There’s been a lot of speculation about potential pricing for the highest tiered Apple Watch, the Apple Watch Edition line. John Gruber has been writing about Edition pricing on Daring Fireball. He initially thought that \$5,000 was a ceiling for the Edition entry model, then moved his target up to \$10,000, even suggesting that \$20,000 was not an impossible price.

Personally, I think \$5,000 is the right number for the Edition model. The highest end watches tend to start at about \$3000 and move up into the stratosphere.
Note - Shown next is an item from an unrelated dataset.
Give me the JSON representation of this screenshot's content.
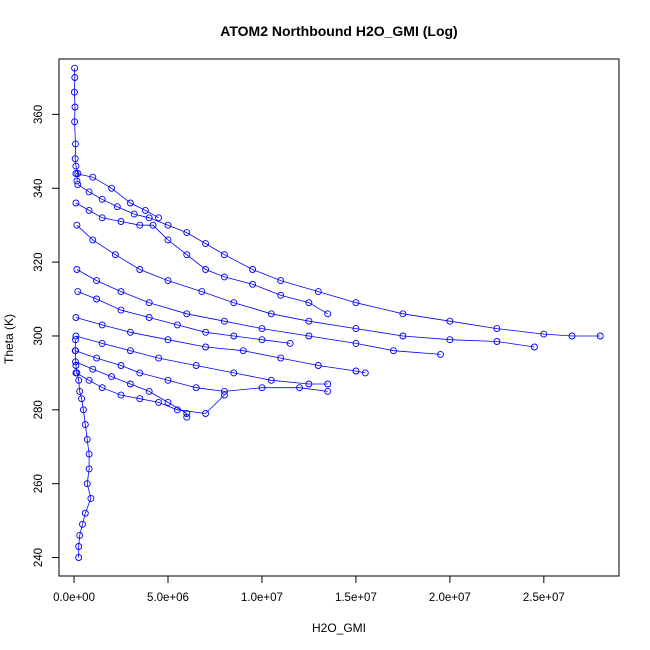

The next tier down tends to run from \$1,000 up to \$8,000. My instinct is that Apple Edition will fit in that latter space, more aligned with Tag Heuer than with Rolex.

There’s no traditional model to draw from, as the Apple Watch is a brand new kind of animal, but my instinct is that the cost to Apple will be between \$1,000 and \$2,000. Multiply those numbers by a price/cost ratio of 3.44 and you end up with a nicely marked up price of \$3,400 to \$6,800. Why 3.44? Here’s the math:

The consensus seems to be that the high end iPhone 6 costs about \$247 to make, including parts and labor. Without a contract, that same iPhone 6 sells for \$849. That’s a price/cost ratio of about 3.44 (the price of the phone is a bit more than 3 times the cost).

Apply that same model to the Apple Watch, and you get a price ranging from \$3,400 to \$6,800. Obviously, this depends on the actual cost of labor and materials. One estimate on the gold in the highest end Apple Watch places the price of the gold alone at about \$800. I can’t imagine the cost of everything else being more than \$1200.